Designed by CO Architects, Los Angeles, the hospital is one of the state's 85 public-health districts, built to serve an 800-sq-mile community for owner Palomar Health, San Diego.

Sited on 40 acres, the building has an 11-story patient tower—two wings intersecting at a central garden—and a two-story diagnostic and treatment wing, topped by an undulating 1.5-acre green roof planted with native flora to mimic nearby hillsides. The hospital includes 360 patient beds, 12 operating rooms and a trauma center.
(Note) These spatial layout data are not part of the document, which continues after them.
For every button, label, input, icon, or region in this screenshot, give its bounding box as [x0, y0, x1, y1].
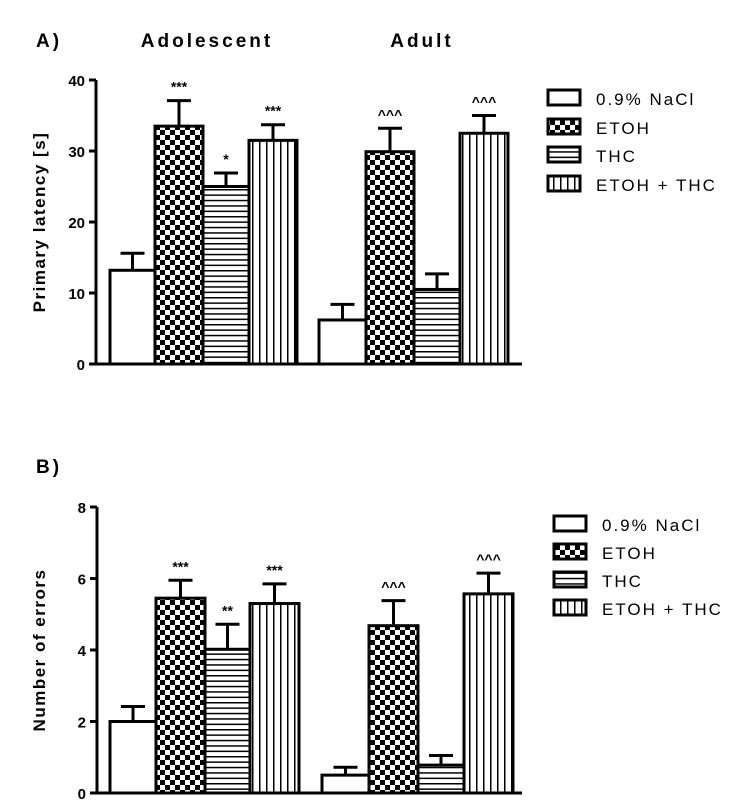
y-tick-label: 8	[78, 500, 86, 517]
legend-label: ETOH + THC	[602, 600, 723, 619]
y-tick-label: 4	[78, 643, 87, 660]
panel-label: B)	[36, 457, 62, 478]
bar-adult-2	[416, 763, 466, 795]
group-title: Adult	[390, 31, 454, 52]
bar-adult-2	[412, 287, 462, 366]
legend-label: 0.9% NaCl	[596, 90, 695, 109]
legend-label: ETOH	[602, 544, 657, 563]
bar-adolescent-0	[108, 720, 158, 795]
y-tick-label: 40	[68, 73, 85, 90]
legend-label: ETOH + THC	[596, 176, 717, 195]
legend-swatch	[552, 542, 588, 561]
bar-adolescent-2	[201, 185, 251, 366]
y-tick-label: 0	[78, 786, 86, 803]
panel-label: A)	[36, 31, 62, 52]
bar-adult-0	[317, 318, 368, 366]
y-tick-label: 6	[78, 572, 86, 589]
significance-marker: ^^^	[381, 579, 406, 595]
significance-marker: ***	[172, 558, 189, 574]
legend-swatch	[552, 514, 588, 533]
significance-marker: ^^^	[476, 551, 501, 567]
y-tick-label: 20	[68, 215, 85, 232]
legend-label: 0.9% NaCl	[602, 516, 701, 535]
bar-adolescent-3	[247, 138, 299, 366]
significance-marker: **	[222, 602, 233, 618]
legend-swatch	[546, 174, 582, 193]
significance-marker: *	[223, 151, 229, 167]
legend-swatch	[552, 570, 588, 589]
y-tick-label: 10	[68, 286, 85, 303]
y-axis-label: Number of errors	[30, 569, 49, 732]
bar-adult-1	[367, 624, 420, 795]
bar-adolescent-3	[248, 602, 301, 795]
legend-label: ETOH	[596, 119, 651, 138]
bar-adult-3	[462, 592, 515, 795]
y-tick-label: 0	[77, 357, 85, 374]
legend-swatch	[546, 145, 582, 164]
y-tick-label: 2	[78, 715, 86, 732]
bar-adult-0	[320, 773, 371, 795]
bar-adolescent-2	[203, 647, 252, 795]
y-axis-label: Primary latency [s]	[30, 132, 49, 313]
bar-adolescent-1	[154, 596, 207, 795]
y-tick-label: 30	[68, 144, 85, 161]
bar-adult-3	[458, 131, 510, 366]
group-title: Adolescent	[141, 31, 273, 52]
bar-adolescent-0	[108, 268, 157, 366]
legend-swatch	[552, 598, 588, 617]
significance-marker: ***	[265, 103, 282, 119]
legend-label: THC	[596, 147, 637, 166]
legend-swatch	[546, 117, 582, 136]
significance-marker: ^^^	[472, 94, 497, 110]
legend-swatch	[546, 88, 582, 107]
significance-marker: ***	[171, 79, 188, 95]
bar-adult-1	[364, 150, 416, 366]
significance-marker: ***	[266, 562, 283, 578]
bar-adolescent-1	[153, 124, 205, 366]
legend-label: THC	[602, 572, 643, 591]
significance-marker: ^^^	[378, 106, 403, 122]
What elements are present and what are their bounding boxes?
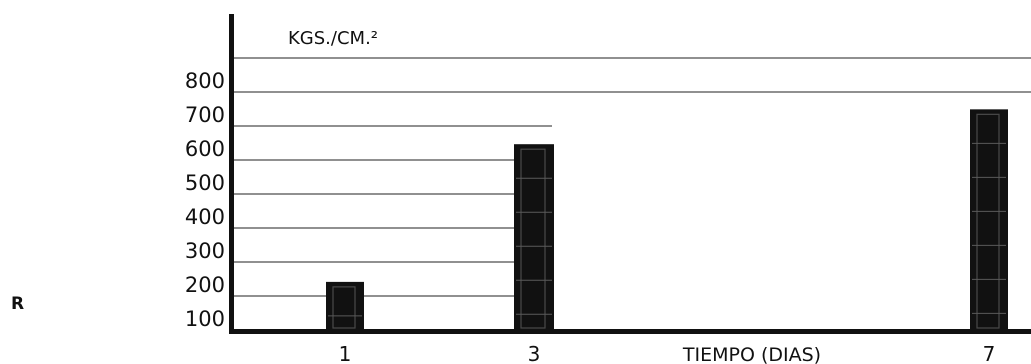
y-tick-label: 700 xyxy=(185,103,225,127)
bar-texture xyxy=(976,113,1000,329)
y-tick-labels: 100 200 300 400 500 600 700 800 xyxy=(185,69,225,331)
bar xyxy=(326,281,364,331)
x-category-label: 3 xyxy=(528,342,541,364)
bar-body xyxy=(514,144,554,331)
y-tick-label: 200 xyxy=(185,273,225,297)
bar xyxy=(514,144,554,331)
y-tick-label: 400 xyxy=(185,205,225,229)
x-axis-title: TIEMPO (DIAS) xyxy=(682,344,821,364)
bar-texture xyxy=(520,148,546,329)
bar-body xyxy=(970,109,1008,331)
y-tick-label: 500 xyxy=(185,171,225,195)
y-tick-label: 100 xyxy=(185,307,225,331)
bar xyxy=(970,109,1008,331)
y-tick-label: 600 xyxy=(185,137,225,161)
x-category-label: 1 xyxy=(339,342,352,364)
grid-lines xyxy=(234,57,1031,297)
y-tick-label: 300 xyxy=(185,239,225,263)
y-tick-label: 800 xyxy=(185,69,225,93)
side-letter-r: R xyxy=(11,294,25,314)
axes xyxy=(229,14,1031,334)
bars xyxy=(326,109,1008,331)
y-axis-line xyxy=(229,14,234,334)
bar-body xyxy=(326,281,364,331)
x-category-labels: 1 3 7 xyxy=(339,342,996,364)
x-axis-line xyxy=(229,329,1031,334)
y-unit-label: KGS./CM.² xyxy=(288,28,378,49)
x-category-label: 7 xyxy=(983,342,996,364)
bar-texture xyxy=(332,286,356,329)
PMC is one of the largest buildings in the U.S. to use an integrated project delivery method. It also is one of two hospitals in the nation with daylighted operating rooms. At its groundbreaking in 2007, it was the most expensive project under construction in California.

Project leaders say workers and managers were united by a teamwork ethic; extensive use of digital technology; and forward-looking, patient-centric and sustainable design as the keys to the success of a project that tallied four million work hours, 6,000-plus craftspeople, 2,600 safety audits and more than 40,000 inspections.

The teamwork attitude is exemplified by DPR's midstream involvement. On July 7, 2008, with the project in the middle of basement excavation and installation of concrete footings, Palomar Health changed construction managers.

The new CM, DPR, says it worked closely with the other design and construction firms on the project to reshape the process and still meet targets.

"We spent a lot of time as a leadership team—Palomar Health, DPR Construction, CO Architects, KPFF Consulting Engineers, and an outside consultant, Lou Bainbridge—discussing the importance of not only what we were building but how we wanted it to be built," says Brian K. Gracz, DPR project manager.

While overseeing the construction, DPR also self-performed in many areas. The drywall team, for example, recorded 600,000 man-hours, with a peak workforce of 249 craftsmen, and produced 20 miles of full-height walls, notes Eric Cusick, DPR self-performed-work manager.

PMC embodies two directives of sustainable, sensitive health-care design: Create an environment that promotes health and healing, and reduce the impact of construction and operations on the natural environment. The early adoption of BIM and the extensive use of evidence-based design aided in achieving those goals.

"The vision of this hospital was to incorporate as many elements from the Center for Health Design [Concord, Calif.] and input from professionals in all of our departments," says Wendy Cohen, Palomar Health district director of construction. "We have already seen a great benefit of these features for our staff, patients and visitors."

These include same-handed and acuity-adaptable rooms, decentralized nursing stations, outdoor planted balconies and courtyards. The building also incorporates three garden terraces on each patient floor.

"CO Architects faced the challenge of traditional health care planning criteria that are focused solely on functional adjacencies and walking distances for surgical environments," says Frances T. Moore, the design firm's associate principal and PMC project architect.

Moore adds, "This medical center establishes a new vision and expectation for hospitals. The design is guided by the vision that health care environments should integrate light, nature, place, healing and human dignity."

Flexibility and modularity also are built into the design, so PMC can accommodate new equipment, technology and treatment improvements during the center's lifetime.